My kernel debugging showed me the following:
- When running ip link set eth1 master br0
- net/bridge/br_vlan.c calls net/8021q/vlan_core.c:vlan_vid_add which internally calls vlan_add_rx_filter_info
static int vlan_add_rx_filter_info(struct net_device *dev, __be16 proto, u16 vid)
{
if (!vlan_hw_filter_capable(dev, proto))
return 0;
if (netif_device_present(dev))
return dev->netdev_ops->ndo_vlan_rx_add_vid(dev, proto, vid);
else
return -ENODEV;
}
- For the case of eth0 the first if matches (eth0 doesn't have vlan hw filter) and so the function returns successfully.
- For the case of eth1 QoS, the MAC driver implementation of ndo_vlan_rx_add_vid gets called, which is drivers/net/ethernet/stmicro/stmmac/stmmac_main.c:stmmac_vlan_rx_add_vid()
- That's when it gets interesting, within this function another internal call is made until the driver dwmac4 gets called, specifically drivers/net/ethernet/stmicro/stmmac/dwmac4_core.c:dwmac4_update_vlan_hash() - this function does a bunch of writel (I believe that is writing to the Chip's MAC register addresses, but I might be wrong)
- Now here, there are 3 possibilities:
- If the interface is down (ip l set eth1 down the kernel hangs on the first writel call, just hangs there forever, the whole system is frozen
- If the interface is up (but no link carrier): the writel operations go through, and the dw4mac eventually writes the hw filtering things - in dwmac4_write_vlan_filter - but it doesn't read back the just written values, and so it prints the line "Timeout accessing MAC_VLAN_Tag_Filter", and returns -EBUSY
- If the interface is up and there's link carrier: everything succeeds!
Summing up, there's something very wrong in these writes operations that's causing this weird freezing.
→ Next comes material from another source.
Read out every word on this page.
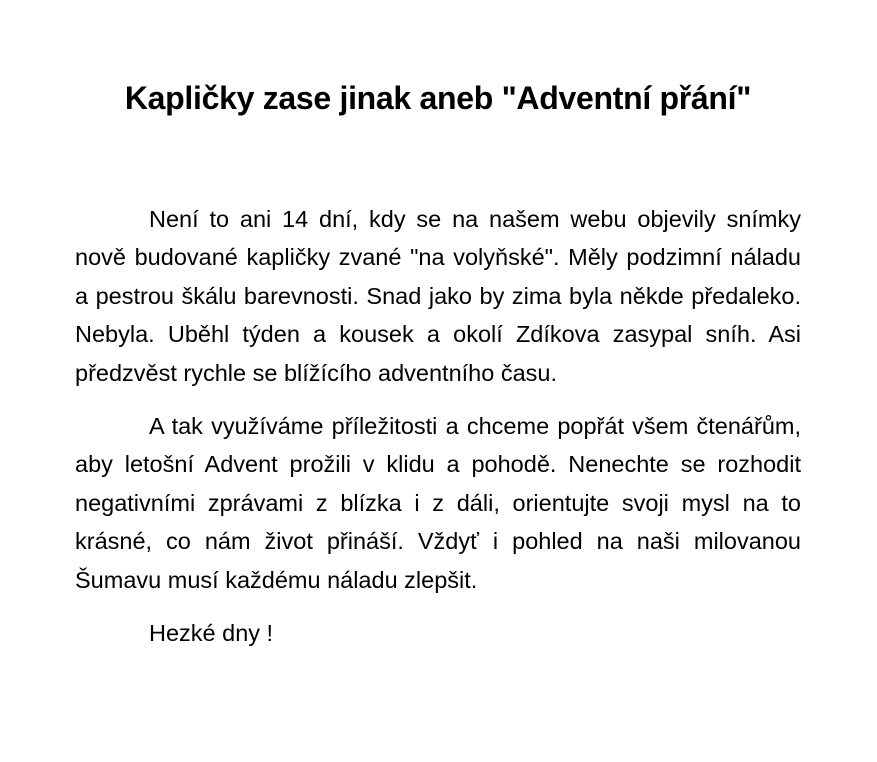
Kapličky zase jinak aneb "Adventní přání"

Není to ani 14 dní, kdy se na našem webu objevily snímky nově budované kapličky zvané "na volyňské". Měly podzimní náladu a pestrou škálu barevnosti. Snad jako by zima byla někde předaleko. Nebyla. Uběhl týden a kousek a okolí Zdíkova zasypal sníh. Asi předzvěst rychle se blížícího adventního času.

A tak využíváme příležitosti a chceme popřát všem čtenářům, aby letošní Advent prožili v klidu a pohodě. Nenechte se rozhodit negativními zprávami z blízka i z dáli, orientujte svoji mysl na to krásné, co nám život přináší. Vždyť i pohled na naši milovanou Šumavu musí každému náladu zlepšit.

Hezké dny !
I try to quick look at the writel implementation, but there're a bunch of different definitions in io.h
If this freezing state is not MAC driver related, then I think the driver should at least avoid performing those writes if the link is down, it's a simple check that I added, on the top of the Android patch mentioned.
Now regarding to userspace, systemd-networkd bridges the interfaces when they are down, that's why it freezes in early systemd boot. On the other hand, NetworkManager is a bit more clever, it actually doesn't bridge the interfaces right away, but it waits until the interface gets carrier (connected link) to perform the master operation.